Матушка погибла вместе со Старой Землей. Около половины Старых Семей отказались покинуть планету, когда началась агония. Мне было двадцать, и я горел романтической мечтой погибнуть вместе с родным миром. Матушка, однако, решила иначе. Причем волновало ее отнюдь не то, что я погибну во цвете лет – как и я, она была слишком эгоцентрична и в такое время, конечно же, не могла думать о других. И даже не то ее беспокоило, что вместе с моей ДНК угаснет наш древний род, предки которого прибыли в Новый Свет на борту легендарного «Мейфлауэра»[18]. Она, видите ли, переживала, что наша семья погибнет, не уплатив по счетам. Последние сто лет мы вели весьма экстравагантный образ жизни, а деньги на это брались в долг в Кольцевом Банке и других внеземных заведениях, которые всегда держали ухо востро.

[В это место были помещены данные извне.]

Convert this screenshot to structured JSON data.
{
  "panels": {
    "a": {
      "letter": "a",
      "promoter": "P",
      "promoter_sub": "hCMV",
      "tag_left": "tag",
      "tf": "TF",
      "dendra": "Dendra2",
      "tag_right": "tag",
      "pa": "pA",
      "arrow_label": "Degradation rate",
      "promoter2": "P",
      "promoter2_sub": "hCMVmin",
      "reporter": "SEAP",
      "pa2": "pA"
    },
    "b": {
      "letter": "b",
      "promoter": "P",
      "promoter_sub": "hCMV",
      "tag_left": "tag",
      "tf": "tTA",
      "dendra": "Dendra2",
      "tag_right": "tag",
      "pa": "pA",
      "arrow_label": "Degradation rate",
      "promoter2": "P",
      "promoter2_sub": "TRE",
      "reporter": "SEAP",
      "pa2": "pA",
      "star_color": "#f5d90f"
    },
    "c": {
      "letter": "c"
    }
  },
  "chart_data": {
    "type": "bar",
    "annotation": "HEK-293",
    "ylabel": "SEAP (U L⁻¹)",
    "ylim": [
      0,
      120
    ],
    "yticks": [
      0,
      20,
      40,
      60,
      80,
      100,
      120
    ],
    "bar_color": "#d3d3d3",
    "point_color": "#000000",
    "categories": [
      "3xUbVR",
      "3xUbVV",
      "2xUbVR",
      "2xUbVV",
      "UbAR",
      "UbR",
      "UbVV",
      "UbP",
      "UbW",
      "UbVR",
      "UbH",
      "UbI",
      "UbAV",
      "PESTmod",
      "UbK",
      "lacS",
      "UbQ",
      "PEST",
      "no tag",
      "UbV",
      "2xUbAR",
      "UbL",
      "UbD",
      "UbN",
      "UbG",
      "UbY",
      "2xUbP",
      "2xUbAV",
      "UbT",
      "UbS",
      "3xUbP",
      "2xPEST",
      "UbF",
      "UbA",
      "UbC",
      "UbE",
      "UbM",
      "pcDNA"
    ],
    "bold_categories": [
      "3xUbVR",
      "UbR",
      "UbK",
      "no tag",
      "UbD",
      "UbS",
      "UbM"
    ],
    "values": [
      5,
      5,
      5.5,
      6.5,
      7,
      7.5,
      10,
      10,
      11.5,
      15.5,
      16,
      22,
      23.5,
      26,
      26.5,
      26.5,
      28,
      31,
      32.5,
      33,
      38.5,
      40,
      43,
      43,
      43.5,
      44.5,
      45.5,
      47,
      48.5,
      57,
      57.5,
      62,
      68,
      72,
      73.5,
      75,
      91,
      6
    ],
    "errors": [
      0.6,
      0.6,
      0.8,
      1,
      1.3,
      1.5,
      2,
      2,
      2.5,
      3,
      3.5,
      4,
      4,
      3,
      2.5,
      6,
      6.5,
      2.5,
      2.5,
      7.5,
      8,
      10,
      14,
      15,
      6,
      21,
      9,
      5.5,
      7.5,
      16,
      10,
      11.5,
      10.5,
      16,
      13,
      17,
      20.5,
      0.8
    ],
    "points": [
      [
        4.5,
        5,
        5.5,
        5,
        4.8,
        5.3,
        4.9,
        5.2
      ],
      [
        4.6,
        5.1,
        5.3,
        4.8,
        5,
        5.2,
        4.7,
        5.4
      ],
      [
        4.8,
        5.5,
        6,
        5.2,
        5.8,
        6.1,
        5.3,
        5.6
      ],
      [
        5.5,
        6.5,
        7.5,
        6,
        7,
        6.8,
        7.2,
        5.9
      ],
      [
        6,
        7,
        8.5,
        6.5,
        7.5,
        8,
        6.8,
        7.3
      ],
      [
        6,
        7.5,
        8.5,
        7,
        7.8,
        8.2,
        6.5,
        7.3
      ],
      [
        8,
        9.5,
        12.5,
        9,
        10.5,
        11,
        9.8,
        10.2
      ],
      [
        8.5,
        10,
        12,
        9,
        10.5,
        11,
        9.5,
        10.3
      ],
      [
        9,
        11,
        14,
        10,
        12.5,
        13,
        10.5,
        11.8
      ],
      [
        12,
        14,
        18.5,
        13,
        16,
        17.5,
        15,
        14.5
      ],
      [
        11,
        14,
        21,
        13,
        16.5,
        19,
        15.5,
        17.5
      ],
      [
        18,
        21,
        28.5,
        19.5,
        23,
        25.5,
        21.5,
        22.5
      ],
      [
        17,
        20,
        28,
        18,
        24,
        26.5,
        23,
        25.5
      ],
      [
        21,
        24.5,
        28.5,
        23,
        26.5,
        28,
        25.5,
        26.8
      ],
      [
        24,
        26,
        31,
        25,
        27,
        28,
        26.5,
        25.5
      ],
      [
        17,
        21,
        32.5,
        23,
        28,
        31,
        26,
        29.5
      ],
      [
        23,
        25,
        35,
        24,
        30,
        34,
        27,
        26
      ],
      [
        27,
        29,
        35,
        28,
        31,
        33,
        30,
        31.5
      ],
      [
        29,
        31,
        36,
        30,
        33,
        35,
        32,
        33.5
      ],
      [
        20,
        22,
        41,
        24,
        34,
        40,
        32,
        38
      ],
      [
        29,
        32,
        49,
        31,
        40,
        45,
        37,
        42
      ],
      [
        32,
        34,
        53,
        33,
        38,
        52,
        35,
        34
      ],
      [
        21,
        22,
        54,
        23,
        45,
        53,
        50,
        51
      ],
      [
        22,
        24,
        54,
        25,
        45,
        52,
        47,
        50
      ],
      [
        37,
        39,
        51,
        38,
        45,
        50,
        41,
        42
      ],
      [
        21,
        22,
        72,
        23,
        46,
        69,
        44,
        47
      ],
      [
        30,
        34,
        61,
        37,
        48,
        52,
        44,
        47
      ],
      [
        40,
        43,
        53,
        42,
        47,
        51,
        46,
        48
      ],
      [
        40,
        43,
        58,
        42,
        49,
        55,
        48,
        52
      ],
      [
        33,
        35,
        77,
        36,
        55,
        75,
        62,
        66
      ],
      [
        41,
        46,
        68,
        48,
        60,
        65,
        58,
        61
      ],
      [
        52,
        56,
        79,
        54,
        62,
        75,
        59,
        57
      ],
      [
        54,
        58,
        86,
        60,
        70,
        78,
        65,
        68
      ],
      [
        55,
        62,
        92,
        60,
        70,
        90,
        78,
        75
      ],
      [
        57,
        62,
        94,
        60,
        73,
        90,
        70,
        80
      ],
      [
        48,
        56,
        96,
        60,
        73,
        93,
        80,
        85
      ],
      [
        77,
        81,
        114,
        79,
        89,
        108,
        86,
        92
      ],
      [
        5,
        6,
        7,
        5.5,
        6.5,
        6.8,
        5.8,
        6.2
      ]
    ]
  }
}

И теперь, когда континенты Земли рушились от тектонических ударов, леса горели, океаны кипели, превращаясь в некое подобие супа, а раскаленный воздух стал столь густым, что дышать им было уже невозможно (хотя пахать его – еще рановато), банки, естественно, потребовали деньги назад. Так что матушке было не до меня.
Хотя нет, известные планы на мой счет у нее были. За несколько недель до всепланетного списания долгов она обратила все, что могла, в деньги и положила четверть миллиона марок на долгосрочные счета в Кольцевом Банке, который тогда эвакуировался. Меня же отправила в Протекторат Рифкина на Небесных Вратах – крохотному мирке в системе Веги-Прим. Уже тогда эта пакостная планета имела стационарный нуль-канал на Солнечную систему, но я отправился не по нуль-Т. И даже не на спин-звездолете с двигателем Хоукинга, который ходил на Небесные Врата один раз в стандартный год. Нет, матушка отправила меня в это захолустье в замороженном виде, на каком-то прямоточном грузовике третьей серии – субсветовом!!! Помимо моей персоны, в холодильниках находились контейнеры с коровьими эмбрионами, кормовыми вирусными культурами и апельсиновым концентратом, и летели мы сто двадцать девять лет по бортовому времени, а по стандартному исчислению сто шестьдесят семь лет!
Матушка надеялась, что процентов по долгосрочным вкладам хватит, чтобы расплатиться с долгами и чтобы я какое-то время мог пожить в свое удовольствие. Первый и последний раз в жизни она просчиталась.
Небесные врата (набросок)
Узкие грязные улочки разбегаются от портовых пакгаузов, как язвы по спине прокаженного. С неба, похожего на прогнивший джутовый мешок, лохмотьями свисают желто-коричневые облака. Мешанина бесформенных деревянных лачуг – их еще и достроить не успели, а они уже разваливаются, слепо таращась друг на дружку провалами окон. Туземцы, плодящиеся, как… пожалуй, все же, как люди… безглазые калеки, выхаркивавшие свои легкие и нарожавшие по десятку отпрысков. К пяти годам эти «цветы жизни» уже сплошь покрыты коростой, от едких испарений (которые годам к сорока доконают их) у них непрерывно слезятся глаза, зубы сгнили, сальные волосы аж шевелятся от вшей и раздувшихся клещей-вампиров. Гордые родители не нарадуются. И вся эта шелупонь в количестве двадцати миллионов ютится в переполненных трущобах на пятачке размером не больше западной лужайки нашего поместья. Воздух на Вратах такой, что дохнешь разок-другой – и копыта откинешь, вот каждый и норовит отпихнуть соседа и пролезть поближе к центру стодвадцатимильного круга с пригодной для дыхания атмосферой, созданного непрерывно работавшей Аэростанцией. Но сейчас и она начала сбиваться с ритма.